While SARS-CoV-2 is a novel strain, coronaviruses themselves are nothing new. A virus closely related to the one dominating 2020’s psyche has lived in horseshoe bats for decades. But that doesn’t mean a person contracted SARS-CoV-2 directly from a bat. Because the virus has a few genes that aren’t quite batty, researchers think the virus also spent time in an intermediate host before jumping to humans. The top contenders, as of the fall, were pangolins, a scaly, anteater-like mammal found across parts of Asia and Africa, though no specific source animals had been identified.
The most groundbreaking work is happening in vaccine research, particularly considering the Moderna vaccine. “If it works, it will be a first of its class,” Sawyer says. “It’s very different. It’s actually injecting people with an mRNA.”

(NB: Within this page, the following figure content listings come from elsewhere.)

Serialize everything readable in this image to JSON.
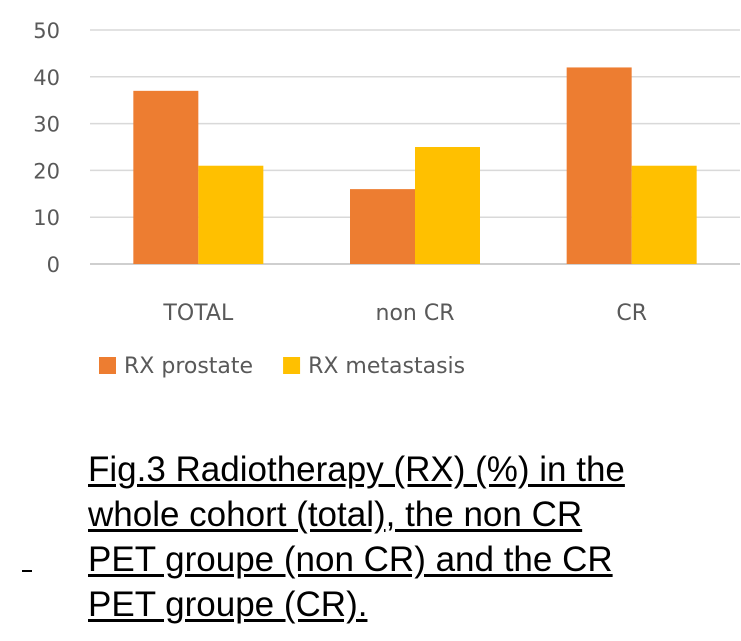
{
  "chart_data": {
    "type": "bar",
    "categories": [
      "TOTAL",
      "non CR",
      "CR"
    ],
    "series": [
      {
        "name": "RX prostate",
        "values": [
          37,
          16,
          42
        ],
        "color": "#ED7D31"
      },
      {
        "name": "RX metastasis",
        "values": [
          21,
          25,
          21
        ],
        "color": "#FFC000"
      }
    ],
    "ylim": [
      0,
      50
    ],
    "yticks": [
      0,
      10,
      20,
      30,
      40,
      50
    ],
    "grid": true,
    "legend": "bottom",
    "title": "",
    "xlabel": "",
    "ylabel": ""
  },
  "caption": {
    "lines": [
      "Fig.3 Radiotherapy (RX) (%) in the",
      "whole cohort (total), the non CR",
      "PET groupe (non CR) and the CR",
      "PET groupe (CR)."
    ]
  }
}
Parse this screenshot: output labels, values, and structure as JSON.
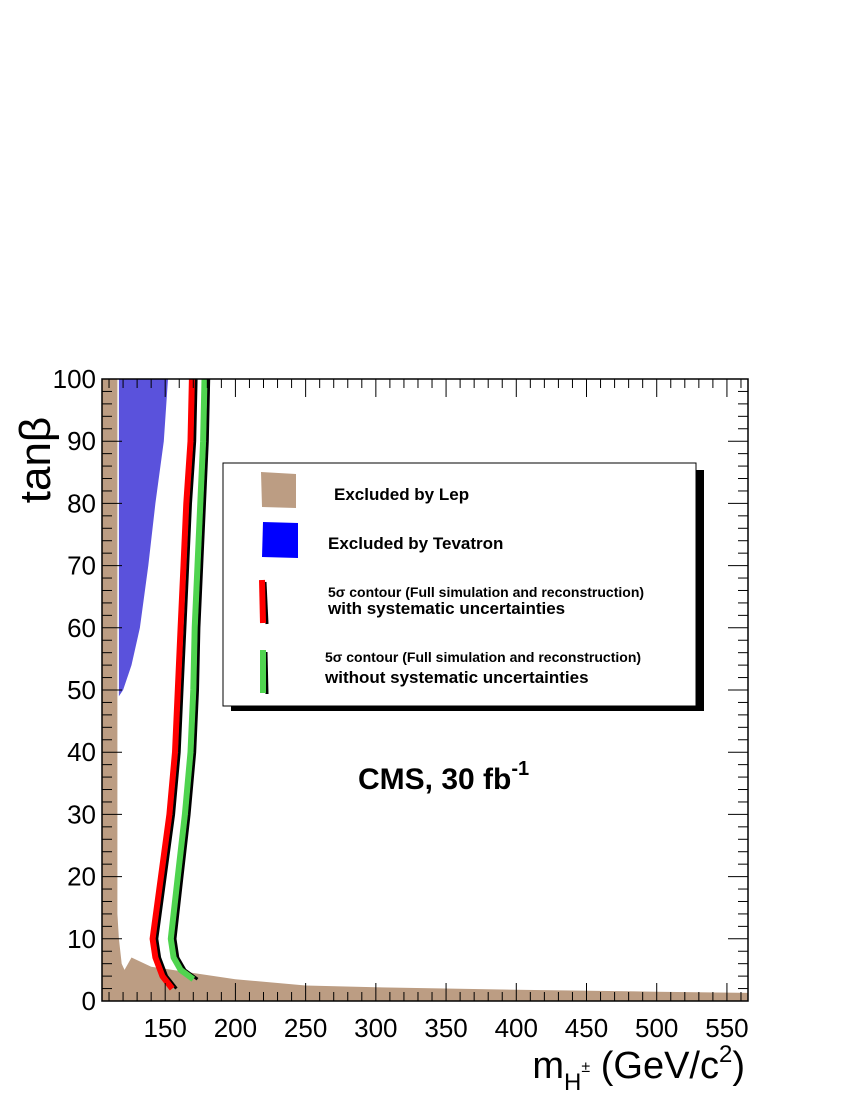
{
  "chart_data": {
    "type": "area",
    "xlim": [
      105,
      565
    ],
    "ylim": [
      0,
      100
    ],
    "x_ticks": [
      150,
      200,
      250,
      300,
      350,
      400,
      450,
      500,
      550
    ],
    "y_ticks": [
      0,
      10,
      20,
      30,
      40,
      50,
      60,
      70,
      80,
      90,
      100
    ],
    "x_tick_labels": [
      "150",
      "200",
      "250",
      "300",
      "350",
      "400",
      "450",
      "500",
      "550"
    ],
    "y_tick_labels": [
      "0",
      "10",
      "20",
      "30",
      "40",
      "50",
      "60",
      "70",
      "80",
      "90",
      "100"
    ],
    "xlabel": {
      "main": "m",
      "sub": "H",
      "sup": "±",
      "unit": " (GeV/c",
      "unit_sup": "2",
      "unit_end": ")"
    },
    "ylabel": "tanβ",
    "annotation": {
      "text": "CMS, 30 fb",
      "sup": "-1"
    },
    "legend": {
      "placement": "center",
      "entries": [
        {
          "key": "lep",
          "line1": "Excluded by Lep",
          "line2": ""
        },
        {
          "key": "tevatron",
          "line1": "Excluded by Tevatron",
          "line2": ""
        },
        {
          "key": "syst",
          "line1": "5σ contour (Full simulation and reconstruction)",
          "line2": "with systematic uncertainties"
        },
        {
          "key": "nosyst",
          "line1": "5σ contour (Full simulation and reconstruction)",
          "line2": "without systematic uncertainties"
        }
      ]
    },
    "colors": {
      "lep": "#bc9d83",
      "tevatron": "#5a52dc",
      "tevatron_legend": "#0000ff",
      "syst": "#ff0000",
      "nosyst": "#4fd44f",
      "outline": "#000000"
    },
    "series": [
      {
        "key": "lep",
        "kind": "area",
        "points": [
          [
            105,
            0
          ],
          [
            105,
            100
          ],
          [
            116,
            100
          ],
          [
            116,
            14
          ],
          [
            117,
            10
          ],
          [
            119,
            6
          ],
          [
            121,
            5
          ],
          [
            126,
            7
          ],
          [
            140,
            5.5
          ],
          [
            170,
            4.5
          ],
          [
            200,
            3.5
          ],
          [
            250,
            2.5
          ],
          [
            300,
            2.2
          ],
          [
            400,
            1.8
          ],
          [
            500,
            1.5
          ],
          [
            565,
            1.3
          ],
          [
            565,
            0
          ]
        ]
      },
      {
        "key": "tevatron",
        "kind": "area",
        "points": [
          [
            117,
            49
          ],
          [
            117,
            100
          ],
          [
            152,
            100
          ],
          [
            149,
            90
          ],
          [
            143,
            80
          ],
          [
            138,
            70
          ],
          [
            132,
            60
          ],
          [
            126,
            54
          ],
          [
            120,
            50
          ]
        ]
      },
      {
        "key": "syst",
        "kind": "line",
        "points": [
          [
            169,
            100
          ],
          [
            168,
            90
          ],
          [
            165,
            80
          ],
          [
            163,
            70
          ],
          [
            161,
            60
          ],
          [
            159,
            50
          ],
          [
            157,
            40
          ],
          [
            153,
            30
          ],
          [
            147,
            20
          ],
          [
            141,
            10
          ],
          [
            143,
            7
          ],
          [
            148,
            4
          ],
          [
            155,
            2
          ]
        ]
      },
      {
        "key": "nosyst",
        "kind": "line",
        "points": [
          [
            178,
            100
          ],
          [
            177,
            90
          ],
          [
            175,
            80
          ],
          [
            173,
            70
          ],
          [
            171,
            60
          ],
          [
            170,
            50
          ],
          [
            168,
            40
          ],
          [
            164,
            30
          ],
          [
            159,
            20
          ],
          [
            154,
            10
          ],
          [
            156,
            7
          ],
          [
            161,
            5
          ],
          [
            170,
            3.5
          ]
        ]
      }
    ]
  }
}
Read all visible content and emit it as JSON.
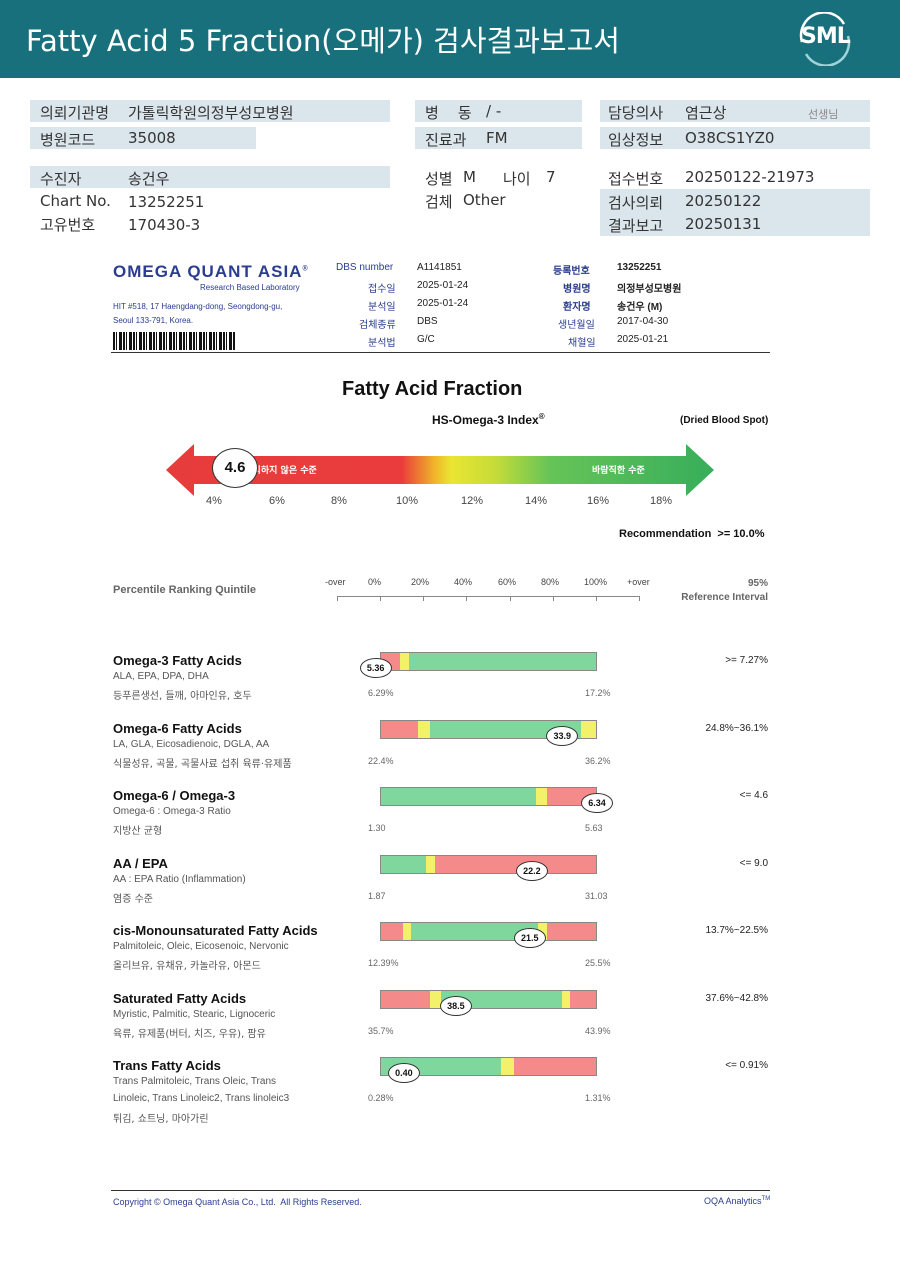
{
  "header": {
    "title": "Fatty Acid 5 Fraction(오메가) 검사결과보고서",
    "logo_text": "SML"
  },
  "info": {
    "institution_label": "의뢰기관명",
    "institution": "가톨릭학원의정부성모병원",
    "hospital_code_label": "병원코드",
    "hospital_code": "35008",
    "ward_label": "병    동",
    "ward": "/ -",
    "department_label": "진료과",
    "department": "FM",
    "doctor_label": "담당의사",
    "doctor": "염근상",
    "doctor_suffix": "선생님",
    "clinical_info_label": "임상정보",
    "clinical_info": "O38CS1YZ0",
    "patient_label": "수진자",
    "patient": "송건우",
    "chart_no_label": "Chart No.",
    "chart_no": "13252251",
    "unique_no_label": "고유번호",
    "unique_no": "170430-3",
    "sex_label": "성별",
    "sex": "M",
    "age_label": "나이",
    "age": "7",
    "specimen_label": "검체",
    "specimen": "Other",
    "receipt_no_label": "접수번호",
    "receipt_no": "20250122-21973",
    "request_date_label": "검사의뢰",
    "request_date": "20250122",
    "report_date_label": "결과보고",
    "report_date": "20250131"
  },
  "oqa": {
    "logo": "OMEGA QUANT ASIA",
    "logo_reg": "®",
    "logo_sub": "Research Based Laboratory",
    "address1": "HIT #518, 17 Haengdang-dong, Seoul 133-791, Korea.",
    "address_line1": "HIT #518, 17 Haengdang-dong, Seongdong-gu,",
    "address_line2": "Seoul 133-791, Korea.",
    "dbs_number_label": "DBS number",
    "dbs_number": "A1141851",
    "received_label": "접수일",
    "received": "2025-01-24",
    "analyzed_label": "분석일",
    "analyzed": "2025-01-24",
    "specimen_type_label": "검체종류",
    "specimen_type": "DBS",
    "method_label": "분석법",
    "method": "G/C",
    "reg_no_label": "등록번호",
    "reg_no": "13252251",
    "hospital_label": "병원명",
    "hospital": "의정부성모병원",
    "patient_label": "환자명",
    "patient": "송건우 (M)",
    "birth_label": "생년월일",
    "birth": "2017-04-30",
    "collected_label": "채혈일",
    "collected": "2025-01-21"
  },
  "index": {
    "main_title": "Fatty Acid Fraction",
    "subtitle": "HS-Omega-3 Index",
    "subtitle_reg": "®",
    "sample_type": "(Dried Blood Spot)",
    "value": "4.6",
    "value_num": 4.6,
    "left_text": "바람직하지 않은 수준",
    "right_text": "바람직한 수준",
    "ticks": [
      "4%",
      "6%",
      "8%",
      "10%",
      "12%",
      "14%",
      "16%",
      "18%"
    ],
    "recommendation": "Recommendation  >= 10.0%"
  },
  "quintile": {
    "label": "Percentile Ranking Quintile",
    "ticks": [
      "-over",
      "0%",
      "20%",
      "40%",
      "60%",
      "80%",
      "100%",
      "+over"
    ],
    "ref_header1": "95%",
    "ref_header2": "Reference Interval"
  },
  "colors": {
    "red": "#f58a8a",
    "yellow": "#f3f06a",
    "green": "#7fd79e",
    "header": "#18707c",
    "shade": "#dbe5ec"
  },
  "rows": [
    {
      "title": "Omega-3 Fatty Acids",
      "sub": "ALA, EPA, DPA, DHA",
      "food": "등푸른생선, 들깨, 아마인유, 호두",
      "min": "6.29%",
      "max": "17.2%",
      "ref": ">= 7.27%",
      "value": "5.36",
      "marker_pct": -2,
      "segments": [
        [
          "red",
          0,
          9
        ],
        [
          "yellow",
          9,
          13
        ],
        [
          "green",
          13,
          100
        ]
      ]
    },
    {
      "title": "Omega-6 Fatty Acids",
      "sub": "LA, GLA, Eicosadienoic, DGLA, AA",
      "food": "식물성유, 곡물, 곡물사료 섭취 육류·유제품",
      "min": "22.4%",
      "max": "36.2%",
      "ref": "24.8%~36.1%",
      "value": "33.9",
      "marker_pct": 84,
      "segments": [
        [
          "red",
          0,
          17
        ],
        [
          "yellow",
          17,
          23
        ],
        [
          "green",
          23,
          93
        ],
        [
          "yellow",
          93,
          100
        ]
      ]
    },
    {
      "title": "Omega-6 / Omega-3",
      "sub": "Omega-6 : Omega-3 Ratio",
      "food": "지방산 균형",
      "min": "1.30",
      "max": "5.63",
      "ref": "<= 4.6",
      "value": "6.34",
      "marker_pct": 100,
      "segments": [
        [
          "green",
          0,
          72
        ],
        [
          "yellow",
          72,
          77
        ],
        [
          "red",
          77,
          100
        ]
      ]
    },
    {
      "title": "AA / EPA",
      "sub": "AA : EPA Ratio (Inflammation)",
      "food": "염증 수준",
      "min": "1.87",
      "max": "31.03",
      "ref": "<= 9.0",
      "value": "22.2",
      "marker_pct": 70,
      "segments": [
        [
          "green",
          0,
          21
        ],
        [
          "yellow",
          21,
          25
        ],
        [
          "red",
          25,
          100
        ]
      ]
    },
    {
      "title": "cis-Monounsaturated Fatty Acids",
      "sub": "Palmitoleic, Oleic, Eicosenoic, Nervonic",
      "food": "올리브유, 유채유, 카놀라유, 아몬드",
      "min": "12.39%",
      "max": "25.5%",
      "ref": "13.7%~22.5%",
      "value": "21.5",
      "marker_pct": 69,
      "segments": [
        [
          "red",
          0,
          10
        ],
        [
          "yellow",
          10,
          14
        ],
        [
          "green",
          14,
          73
        ],
        [
          "yellow",
          73,
          77
        ],
        [
          "red",
          77,
          100
        ]
      ]
    },
    {
      "title": "Saturated Fatty Acids",
      "sub": "Myristic, Palmitic, Stearic, Lignoceric",
      "food": "육류, 유제품(버터, 치즈, 우유), 팜유",
      "min": "35.7%",
      "max": "43.9%",
      "ref": "37.6%~42.8%",
      "value": "38.5",
      "marker_pct": 35,
      "segments": [
        [
          "red",
          0,
          23
        ],
        [
          "yellow",
          23,
          28
        ],
        [
          "green",
          28,
          84
        ],
        [
          "yellow",
          84,
          88
        ],
        [
          "red",
          88,
          100
        ]
      ]
    },
    {
      "title": "Trans Fatty Acids",
      "sub": "Trans Palmitoleic, Trans Oleic, Trans",
      "sub2": "Linoleic, Trans Linoleic2, Trans linoleic3",
      "food": "튀김, 쇼트닝, 마아가린",
      "min": "0.28%",
      "max": "1.31%",
      "ref": "<= 0.91%",
      "value": "0.40",
      "marker_pct": 11,
      "segments": [
        [
          "green",
          0,
          56
        ],
        [
          "yellow",
          56,
          62
        ],
        [
          "red",
          62,
          100
        ]
      ]
    }
  ],
  "footer": {
    "copyright": "Copyright © Omega Quant Asia Co., Ltd.  All Rights Reserved.",
    "brand": "OQA Analytics",
    "brand_tm": "TM"
  }
}
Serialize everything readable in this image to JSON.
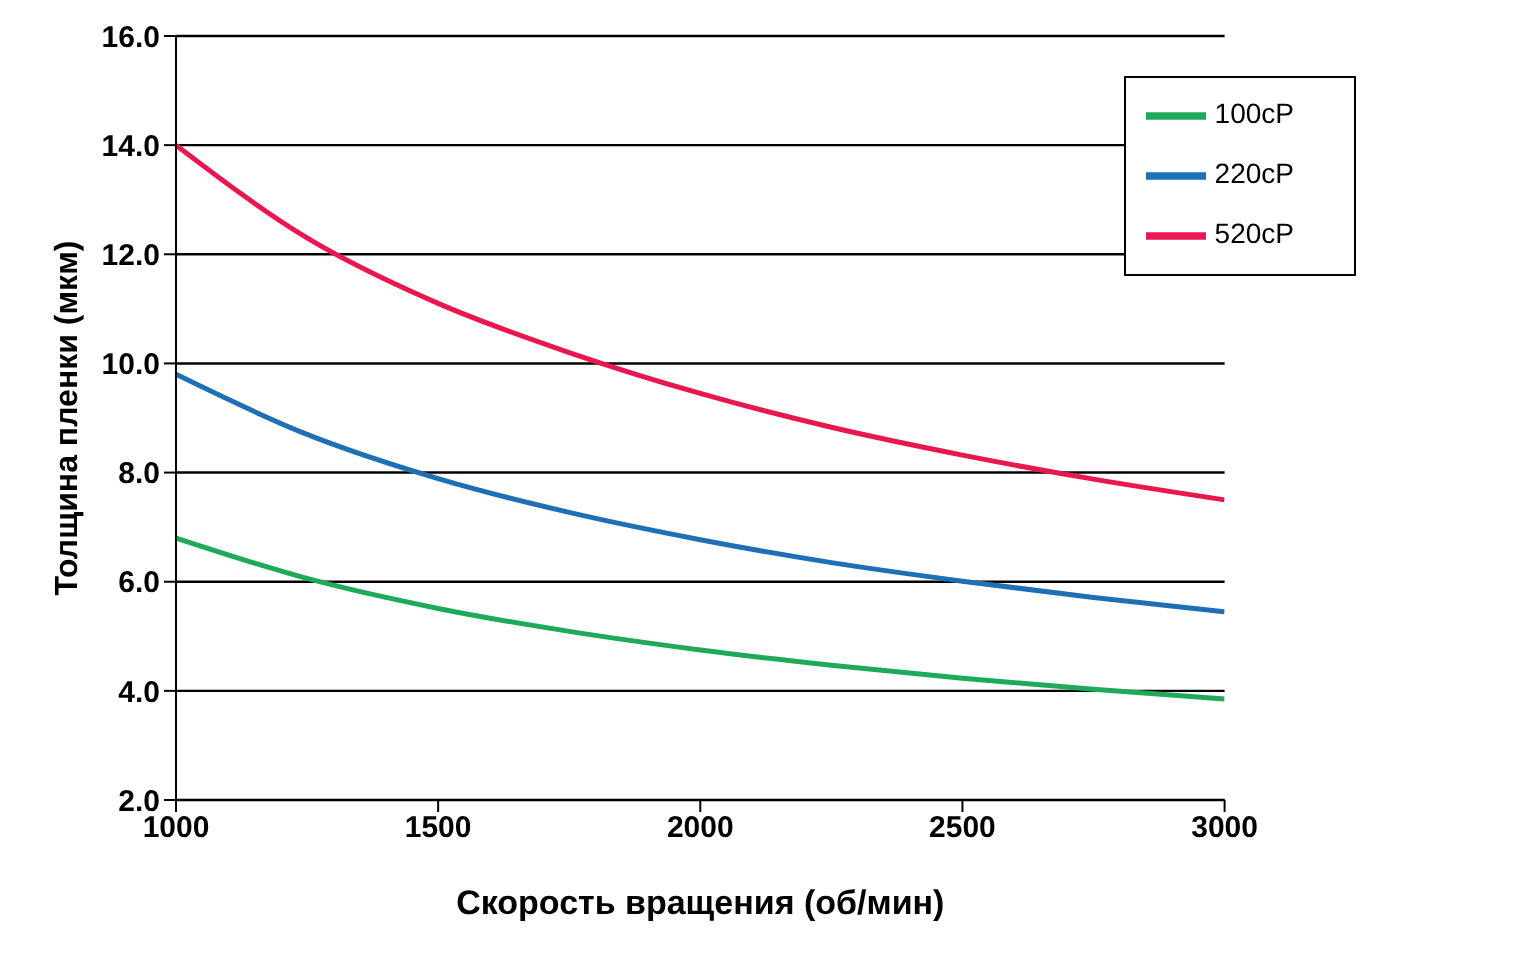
{
  "chart_data": {
    "type": "line",
    "xlabel": "Скорость вращения (об/мин)",
    "ylabel": "Толщина пленки (мкм)",
    "x": [
      1000,
      1250,
      1500,
      1750,
      2000,
      2250,
      2500,
      2750,
      3000
    ],
    "series": [
      {
        "name": "520cP",
        "color": "#e8174f",
        "values": [
          14.0,
          12.3,
          11.1,
          10.2,
          9.45,
          8.83,
          8.32,
          7.88,
          7.5
        ]
      },
      {
        "name": "220cP",
        "color": "#1f6fb5",
        "values": [
          9.8,
          8.7,
          7.89,
          7.27,
          6.77,
          6.35,
          6.01,
          5.71,
          5.45
        ]
      },
      {
        "name": "100cP",
        "color": "#1fa95a",
        "values": [
          6.8,
          6.06,
          5.51,
          5.09,
          4.75,
          4.47,
          4.23,
          4.03,
          3.85
        ]
      }
    ],
    "xlim": [
      1000,
      3000
    ],
    "xticks": [
      1000,
      1500,
      2000,
      2500,
      3000
    ],
    "ylim": [
      2,
      16
    ],
    "yticks": [
      {
        "value": 2,
        "label": "2.0"
      },
      {
        "value": 4,
        "label": "4.0"
      },
      {
        "value": 6,
        "label": "6.0"
      },
      {
        "value": 8,
        "label": "8.0"
      },
      {
        "value": 10,
        "label": "10.0"
      },
      {
        "value": 12,
        "label": "12.0"
      },
      {
        "value": 14,
        "label": "14.0"
      },
      {
        "value": 16,
        "label": "16.0"
      }
    ],
    "grid": "y",
    "legend": "top right",
    "marker": "none",
    "line_style": "solid"
  }
}
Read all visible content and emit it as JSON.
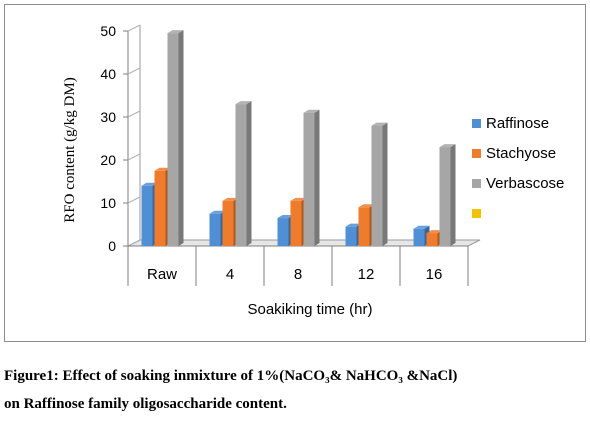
{
  "chart_data": {
    "type": "bar",
    "ylabel": "RFO content (g/kg DM)",
    "xlabel": "Soakiking time (hr)",
    "categories": [
      "Raw",
      "4",
      "8",
      "12",
      "16"
    ],
    "ylim": [
      0,
      50
    ],
    "yticks": [
      "0",
      "10",
      "20",
      "30",
      "40",
      "50"
    ],
    "series": [
      {
        "name": "Raffinose",
        "color": "#4f8fd6",
        "values": [
          14,
          7.5,
          6.5,
          4.5,
          4
        ]
      },
      {
        "name": "Stachyose",
        "color": "#f07b2a",
        "values": [
          17.5,
          10.5,
          10.5,
          9,
          3
        ]
      },
      {
        "name": "Verbascose",
        "color": "#a6a6a6",
        "values": [
          49.5,
          33,
          31,
          28,
          23
        ]
      },
      {
        "name": "",
        "color": "#f5c200",
        "values": [
          0,
          0,
          0,
          0,
          0
        ]
      }
    ],
    "grid": false,
    "legend_position": "right"
  },
  "caption": {
    "line1": "Figure1: Effect of soaking inmixture of 1%(NaCO₃& NaHCO₃ &NaCl)",
    "line2": " on Raffinose family oligosaccharide content."
  }
}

Even if this specific vaccine (out of dozens in development) fails to change the course of this pandemic, it is advancing scientific understanding. With traditional vaccines, including many aimed at COVID-19, the active ingredient is an inactivated or weakened virus, or part of one. The Moderna vaccine instead injects mRNA, a type of genetic information, in a transport vessel that will get it all the way into a few cells. Once the mRNA is there, our body’s cells read the instructions from the mRNA and create coronavirus surface proteins. The proteins are transported to the cell surface, where it triggers the immune response needed to provide continuing protection.
“It’s really important to highlight that there are some reasons to be excited about this approach, and there are also some reasons to be wary,” Sawyer says. “This is a vaccine where it’s actually designed to fuse with our cells and to enter some number of our cells in order for it to work.”
Tired as we may be of hearing the term unprecedented applied to the past year, medical research truly leaped at the many challenges of 2020. Researchers adapted and learned and expanded with unprecedented speed. Between the time the first copy of this issue rolls off the press in early November and meets your eyes in early December, countless new developments are likely to have occurred — for better or worse. No matter what happens, one thing is certain: The world needs science to deliver.